Monday, April 7, 2008

All Kinds of Asian

We were asked to watch Mississippi Masala with the previous two films in mind, so here I consider some similarities and differences between the three depictions of Asian Americans coming into adulthood.

In any of the films, one could see that being Asian American placed the main characters in unique social niches, affected to various degrees by economic status and social expectations. The teens in BLT and Monkey Dance, and Meena in Mississippi Masala, knew the culturally-based hopes their parents held for them even when they were silent. In BLT, these parental pressures were something the audience might infer, as there were never adult authority figures on screen. Yet the common result of cultural norms (expectations from inside) and American stereotypes (expectations from outside) was not an outright rejection by the young adults, but rather narratives of adolescents struggling to find their own identities while acutely aware of what everyone else expected. Trends have been discussed, but ultimately I feel as though the characters just wanted happiness for themselves and for their parents (except for maybe BLT’s Steve). It was the internal negotiation of opposing needs that we saw playing itself out.

How much did their specific ethnic backgrounds matter? I think that each Asian group depicted—East Asian, South Asian, Southeast Asian—arrived and continues to exist within its own American context. In Monkey Dance, the parents were refugees of the Khmer Rouge genocide; in Mississippi Masala, Meena’s parents were exiles of Idi Amin’s anti-Asian regime, originally affluent in their homeland of Uganda; in BLT, the high school seniors were raised by upper middle class parents, who I assume came to America and worked very hard within the system to provide comfortable lives for their children. The disempowerment associated with being a refugee was visible to various degrees between Meena’s parents and those of the Cambodian students. Choosing to flee to America out of some sort of necessity meant that the children would not be able to freely pursue personal desires, whether those were educational or social. The BLT characters, on the other hand, seemed to be getting exactly what they wanted. Socioeconomic conditions mattered here.

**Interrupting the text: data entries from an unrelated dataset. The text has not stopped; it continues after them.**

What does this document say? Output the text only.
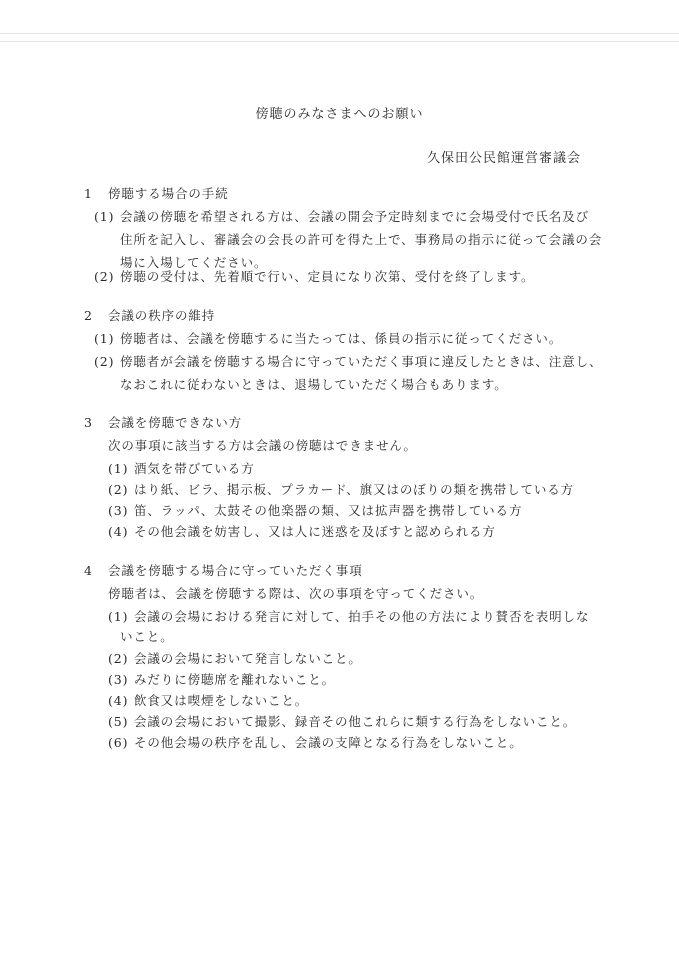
傍聴のみなさまへのお願い
久保田公民館運営審議会
1 傍聴する場合の手続
(1) 会議の傍聴を希望される方は、会議の開会予定時刻までに会場受付で氏名及び
住所を記入し、審議会の会長の許可を得た上で、事務局の指示に従って会議の会
場に入場してください。
(2) 傍聴の受付は、先着順で行い、定員になり次第、受付を終了します。
2 会議の秩序の維持
(1) 傍聴者は、会議を傍聴するに当たっては、係員の指示に従ってください。
(2) 傍聴者が会議を傍聴する場合に守っていただく事項に違反したときは、注意し、
なおこれに従わないときは、退場していただく場合もあります。
3 会議を傍聴できない方
次の事項に該当する方は会議の傍聴はできません。
(1) 酒気を帯びている方
(2) はり紙、ビラ、掲示板、プラカード、旗又はのぼりの類を携帯している方
(3) 笛、ラッパ、太鼓その他楽器の類、又は拡声器を携帯している方
(4) その他会議を妨害し、又は人に迷惑を及ぼすと認められる方
4 会議を傍聴する場合に守っていただく事項
傍聴者は、会議を傍聴する際は、次の事項を守ってください。
(1) 会議の会場における発言に対して、拍手その他の方法により賛否を表明しな
いこと。
(2) 会議の会場において発言しないこと。
(3) みだりに傍聴席を離れないこと。
(4) 飲食又は喫煙をしないこと。
(5) 会議の会場において撮影、録音その他これらに類する行為をしないこと。
(6) その他会場の秩序を乱し、会議の支障となる行為をしないこと。
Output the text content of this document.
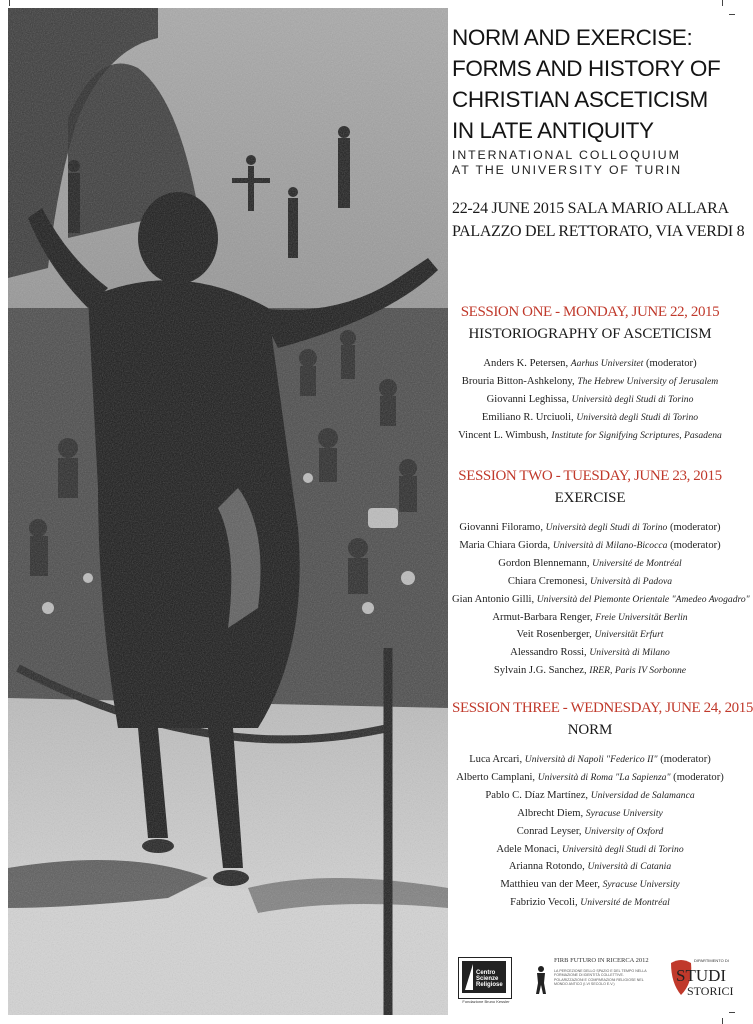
NORM AND EXERCISE:
FORMS AND HISTORY OF
CHRISTIAN ASCETICISM
IN LATE ANTIQUITY
INTERNATIONAL COLLOQUIUM
AT THE UNIVERSITY OF TURIN
22-24 JUNE 2015 SALA MARIO ALLARA
PALAZZO DEL RETTORATO, VIA VERDI 8
SESSION ONE - MONDAY, JUNE 22, 2015
HISTORIOGRAPHY OF ASCETICISM
Anders K. Petersen, Aarhus Universitet (moderator)
Brouria Bitton-Ashkelony, The Hebrew University of Jerusalem
Giovanni Leghissa, Università degli Studi di Torino
Emiliano R. Urciuoli, Università degli Studi di Torino
Vincent L. Wimbush, Institute for Signifying Scriptures, Pasadena
SESSION TWO - TUESDAY, JUNE 23, 2015
EXERCISE
Giovanni Filoramo, Università degli Studi di Torino (moderator)
Maria Chiara Giorda, Università di Milano-Bicocca (moderator)
Gordon Blennemann, Université de Montréal
Chiara Cremonesi, Università di Padova
Gian Antonio Gilli, Università del Piemonte Orientale "Amedeo Avogadro"
Armut-Barbara Renger, Freie Universität Berlin
Veit Rosenberger, Universität Erfurt
Alessandro Rossi, Università di Milano
Sylvain J.G. Sanchez, IRER, Paris IV Sorbonne
SESSION THREE - WEDNESDAY, JUNE 24, 2015
NORM
Luca Arcari, Università di Napoli "Federico II" (moderator)
Alberto Camplani, Università di Roma "La Sapienza" (moderator)
Pablo C. Díaz Martínez, Universidad de Salamanca
Albrecht Diem, Syracuse University
Conrad Leyser, University of Oxford
Adele Monaci, Università degli Studi di Torino
Arianna Rotondo, Università di Catania
Matthieu van der Meer, Syracuse University
Fabrizio Vecoli, Université de Montréal
Centro Scienze Religiose
Fondazione Bruno Kessler
FIRB FUTURO IN RICERCA 2012
LA PERCEZIONE DELLO SPAZIO E DEL TEMPO NELLA FORMAZIONE DI IDENTITÀ COLLETTIVE. POLARIZZAZIONI E COMPARAZIONI RELIGIOSE NEL MONDO ANTICO (I-VI SECOLO E.V.)
DIPARTIMENTO DI
STUDI
STORICI
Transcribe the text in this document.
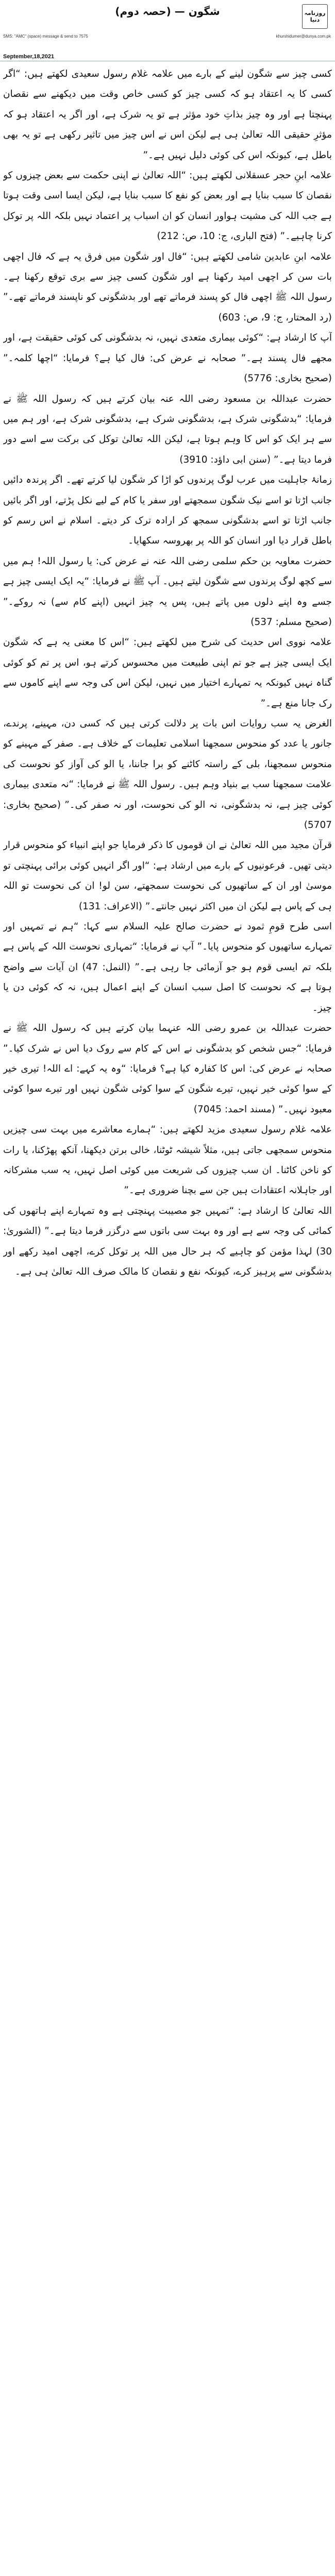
روزنامہ دنیا
شگون — (حصہ دوم)
SMS: "AMC" (space) message & send to 7575	khurshidumer@dunya.com.pk
September,18,2021

کسی چیز سے شگون لینے کے بارے میں علامہ غلام رسول سعیدی لکھتے ہیں: “اگر کسی کا یہ اعتقاد ہو کہ کسی چیز کو کسی خاص وقت میں دیکھنے سے نقصان پہنچتا ہے اور وہ چیز بذاتِ خود مؤثر ہے تو یہ شرک ہے، اور اگر یہ اعتقاد ہو کہ مؤثرِ حقیقی اللہ تعالیٰ ہی ہے لیکن اس نے اس چیز میں تاثیر رکھی ہے تو یہ بھی باطل ہے، کیونکہ اس کی کوئی دلیل نہیں ہے۔”

علامہ ابنِ حجر عسقلانی لکھتے ہیں: “اللہ تعالیٰ نے اپنی حکمت سے بعض چیزوں کو نقصان کا سبب بنایا ہے اور بعض کو نفع کا سبب بنایا ہے، لیکن ایسا اسی وقت ہوتا ہے جب اللہ کی مشیت ہواور انسان کو ان اسباب پر اعتماد نہیں بلکہ اللہ پر توکل کرنا چاہیے۔” (فتح الباری، ج: 10، ص: 212)

علامہ ابنِ عابدین شامی لکھتے ہیں: “فال اور شگون میں فرق یہ ہے کہ فال اچھی بات سن کر اچھی امید رکھنا ہے اور شگون کسی چیز سے بری توقع رکھنا ہے۔ رسول اللہ ﷺ اچھی فال کو پسند فرماتے تھے اور بدشگونی کو ناپسند فرماتے تھے۔” (رد المحتار، ج: 9، ص: 603)

آپ کا ارشاد ہے: “کوئی بیماری متعدی نہیں، نہ بدشگونی کی کوئی حقیقت ہے، اور مجھے فال پسند ہے۔” صحابہ نے عرض کی: فال کیا ہے؟ فرمایا: “اچھا کلمہ۔” (صحیح بخاری: 5776)

حضرت عبداللہ بن مسعود رضی اللہ عنہ بیان کرتے ہیں کہ رسول اللہ ﷺ نے فرمایا: “بدشگونی شرک ہے، بدشگونی شرک ہے، بدشگونی شرک ہے، اور ہم میں سے ہر ایک کو اس کا وہم ہوتا ہے، لیکن اللہ تعالیٰ توکل کی برکت سے اسے دور فرما دیتا ہے۔” (سنن ابی داؤد: 3910)

زمانۂ جاہلیت میں عرب لوگ پرندوں کو اڑا کر شگون لیا کرتے تھے۔ اگر پرندہ دائیں جانب اڑتا تو اسے نیک شگون سمجھتے اور سفر یا کام کے لیے نکل پڑتے، اور اگر بائیں جانب اڑتا تو اسے بدشگونی سمجھ کر ارادہ ترک کر دیتے۔ اسلام نے اس رسم کو باطل قرار دیا اور انسان کو اللہ پر بھروسہ سکھایا۔

حضرت معاویہ بن حکم سلمی رضی اللہ عنہ نے عرض کی: یا رسول اللہ! ہم میں سے کچھ لوگ پرندوں سے شگون لیتے ہیں۔ آپ ﷺ نے فرمایا: “یہ ایک ایسی چیز ہے جسے وہ اپنے دلوں میں پاتے ہیں، پس یہ چیز انہیں (اپنے کام سے) نہ روکے۔” (صحیح مسلم: 537)

علامہ نووی اس حدیث کی شرح میں لکھتے ہیں: “اس کا معنی یہ ہے کہ شگون ایک ایسی چیز ہے جو تم اپنی طبیعت میں محسوس کرتے ہو، اس پر تم کو کوئی گناہ نہیں کیونکہ یہ تمہارے اختیار میں نہیں، لیکن اس کی وجہ سے اپنے کاموں سے رک جانا منع ہے۔”

الغرض یہ سب روایات اس بات پر دلالت کرتی ہیں کہ کسی دن، مہینے، پرندے، جانور یا عدد کو منحوس سمجھنا اسلامی تعلیمات کے خلاف ہے۔ صفر کے مہینے کو منحوس سمجھنا، بلی کے راستہ کاٹنے کو برا جاننا، یا الو کی آواز کو نحوست کی علامت سمجھنا سب بے بنیاد وہم ہیں۔ رسول اللہ ﷺ نے فرمایا: “نہ متعدی بیماری کوئی چیز ہے، نہ بدشگونی، نہ الو کی نحوست، اور نہ صفر کی۔” (صحیح بخاری: 5707)

قرآن مجید میں اللہ تعالیٰ نے ان قوموں کا ذکر فرمایا جو اپنے انبیاء کو منحوس قرار دیتی تھیں۔ فرعونیوں کے بارے میں ارشاد ہے: “اور اگر انہیں کوئی برائی پہنچتی تو موسیٰ اور ان کے ساتھیوں کی نحوست سمجھتے، سن لو! ان کی نحوست تو اللہ ہی کے پاس ہے لیکن ان میں اکثر نہیں جانتے۔” (الاعراف: 131)

اسی طرح قومِ ثمود نے حضرت صالح علیہ السلام سے کہا: “ہم نے تمہیں اور تمہارے ساتھیوں کو منحوس پایا۔” آپ نے فرمایا: “تمہاری نحوست اللہ کے پاس ہے بلکہ تم ایسی قوم ہو جو آزمائی جا رہی ہے۔” (النمل: 47) ان آیات سے واضح ہوتا ہے کہ نحوست کا اصل سبب انسان کے اپنے اعمال ہیں، نہ کہ کوئی دن یا چیز۔

حضرت عبداللہ بن عمرو رضی اللہ عنہما بیان کرتے ہیں کہ رسول اللہ ﷺ نے فرمایا: “جس شخص کو بدشگونی نے اس کے کام سے روک دیا اس نے شرک کیا۔” صحابہ نے عرض کی: اس کا کفارہ کیا ہے؟ فرمایا: “وہ یہ کہے: اے اللہ! تیری خیر کے سوا کوئی خیر نہیں، تیرے شگون کے سوا کوئی شگون نہیں اور تیرے سوا کوئی معبود نہیں۔” (مسند احمد: 7045)

علامہ غلام رسول سعیدی مزید لکھتے ہیں: “ہمارے معاشرے میں بہت سی چیزیں منحوس سمجھی جاتی ہیں، مثلاً شیشہ ٹوٹنا، خالی برتن دیکھنا، آنکھ پھڑکنا، یا رات کو ناخن کاٹنا۔ ان سب چیزوں کی شریعت میں کوئی اصل نہیں، یہ سب مشرکانہ اور جاہلانہ اعتقادات ہیں جن سے بچنا ضروری ہے۔”

اللہ تعالیٰ کا ارشاد ہے: “تمہیں جو مصیبت پہنچتی ہے وہ تمہارے اپنے ہاتھوں کی کمائی کی وجہ سے ہے اور وہ بہت سی باتوں سے درگزر فرما دیتا ہے۔” (الشوریٰ: 30) لہذا مؤمن کو چاہیے کہ ہر حال میں اللہ پر توکل کرے، اچھی امید رکھے اور بدشگونی سے پرہیز کرے، کیونکہ نفع و نقصان کا مالک صرف اللہ تعالیٰ ہی ہے۔
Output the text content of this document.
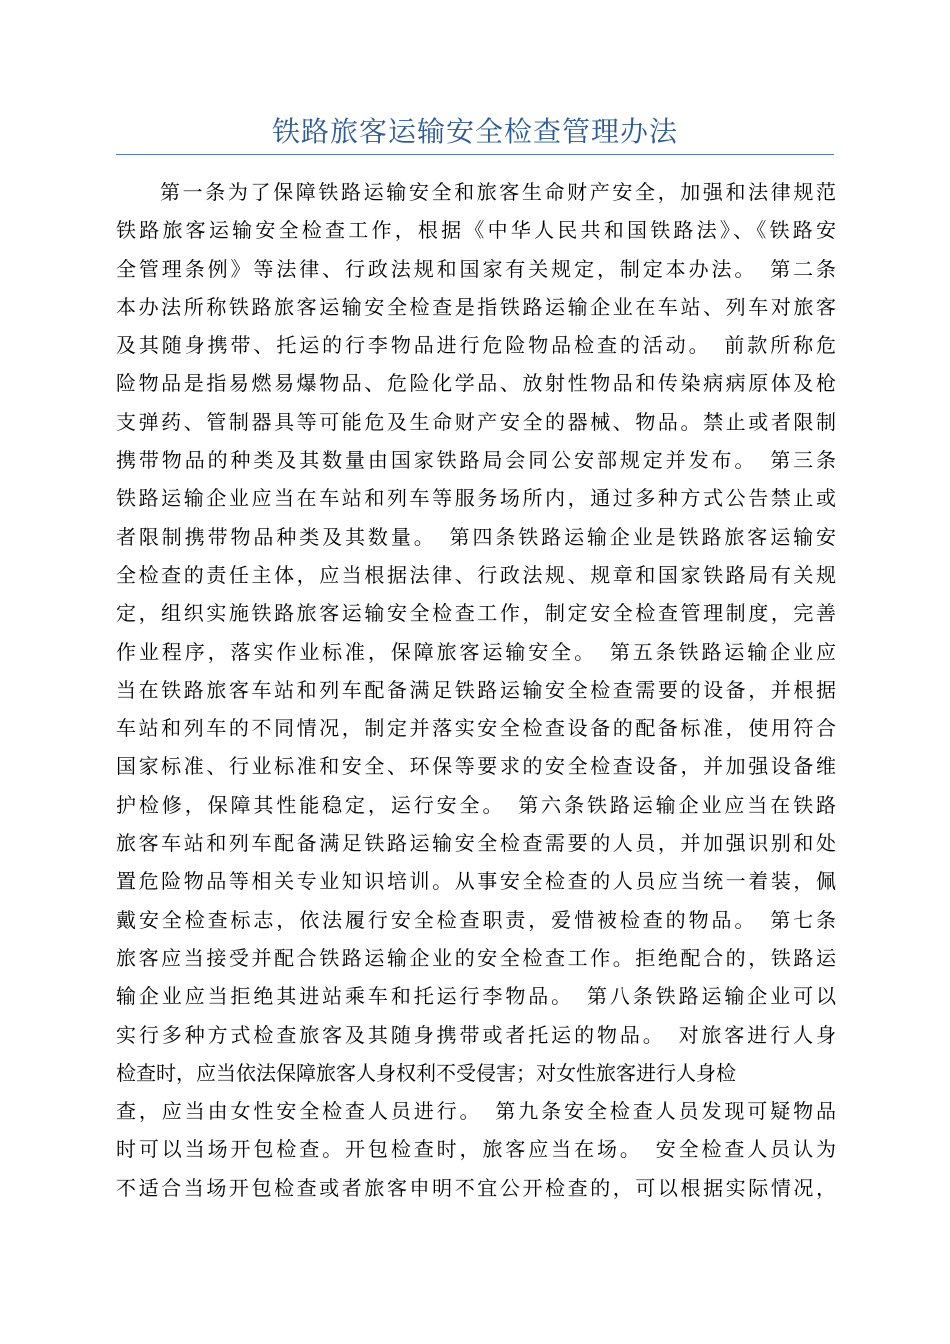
铁路旅客运输安全检查管理办法
第一条为了保障铁路运输安全和旅客生命财产安全，加强和法律规范
铁路旅客运输安全检查工作，根据《中华人民共和国铁路法》、《铁路安
全管理条例》等法律、行政法规和国家有关规定，制定本办法。　第二条
本办法所称铁路旅客运输安全检查是指铁路运输企业在车站、列车对旅客
及其随身携带、托运的行李物品进行危险物品检查的活动。　前款所称危
险物品是指易燃易爆物品、危险化学品、放射性物品和传染病病原体及枪
支弹药、管制器具等可能危及生命财产安全的器械、物品。禁止或者限制
携带物品的种类及其数量由国家铁路局会同公安部规定并发布。　第三条
铁路运输企业应当在车站和列车等服务场所内，通过多种方式公告禁止或
者限制携带物品种类及其数量。　第四条铁路运输企业是铁路旅客运输安
全检查的责任主体，应当根据法律、行政法规、规章和国家铁路局有关规
定，组织实施铁路旅客运输安全检查工作，制定安全检查管理制度，完善
作业程序，落实作业标准，保障旅客运输安全。　第五条铁路运输企业应
当在铁路旅客车站和列车配备满足铁路运输安全检查需要的设备，并根据
车站和列车的不同情况，制定并落实安全检查设备的配备标准，使用符合
国家标准、行业标准和安全、环保等要求的安全检查设备，并加强设备维
护检修，保障其性能稳定，运行安全。　第六条铁路运输企业应当在铁路
旅客车站和列车配备满足铁路运输安全检查需要的人员，并加强识别和处
置危险物品等相关专业知识培训。从事安全检查的人员应当统一着装，佩
戴安全检查标志，依法履行安全检查职责，爱惜被检查的物品。　第七条
旅客应当接受并配合铁路运输企业的安全检查工作。拒绝配合的，铁路运
输企业应当拒绝其进站乘车和托运行李物品。　第八条铁路运输企业可以
实行多种方式检查旅客及其随身携带或者托运的物品。　对旅客进行人身
检查时，应当依法保障旅客人身权利不受侵害；对女性旅客进行人身检
查，应当由女性安全检查人员进行。　第九条安全检查人员发现可疑物品
时可以当场开包检查。开包检查时，旅客应当在场。　安全检查人员认为
不适合当场开包检查或者旅客申明不宜公开检查的，可以根据实际情况，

Regarding how outside communities perceived the main characters, I believe it really depends on the level of “threat” each immigrant group poses to previous settlers. It came out in Mississippi Masala that Indian families were seen as “foreigners,” and “nothing but trouble” because of their economic accomplishments upon entering the U.S. Demitrius receives the criticism: “[He] think he got a white chick.” He angrily asserts to Meena’s father that Indians have come in, and instead of siding with African Americans, chose to employ the same oppressive attitudes as white society. The stereotypically competitive Asian American students push white students out of positions that would otherwise be theirs in colleges. Though this specific theme was not addressed in BLT, I saw it as a factor in the tension between “white jocks” and the Asian American characters. But perhaps this is drawing too much from outside information. Lastly, the Cambodian American students did not address any feelings of racial conflict within their social and economic spheres, but you could see it in their parents’ generation—Cambodian immigrants who were trained as professionals in their home countries were regarded as uneducated once in the U.S., then relegated to cheap labor positions. Establishing Cambodian refugees as a low-threat population economically has allowed for existence of a harmoniously unfair social structure. But of course, this is changing.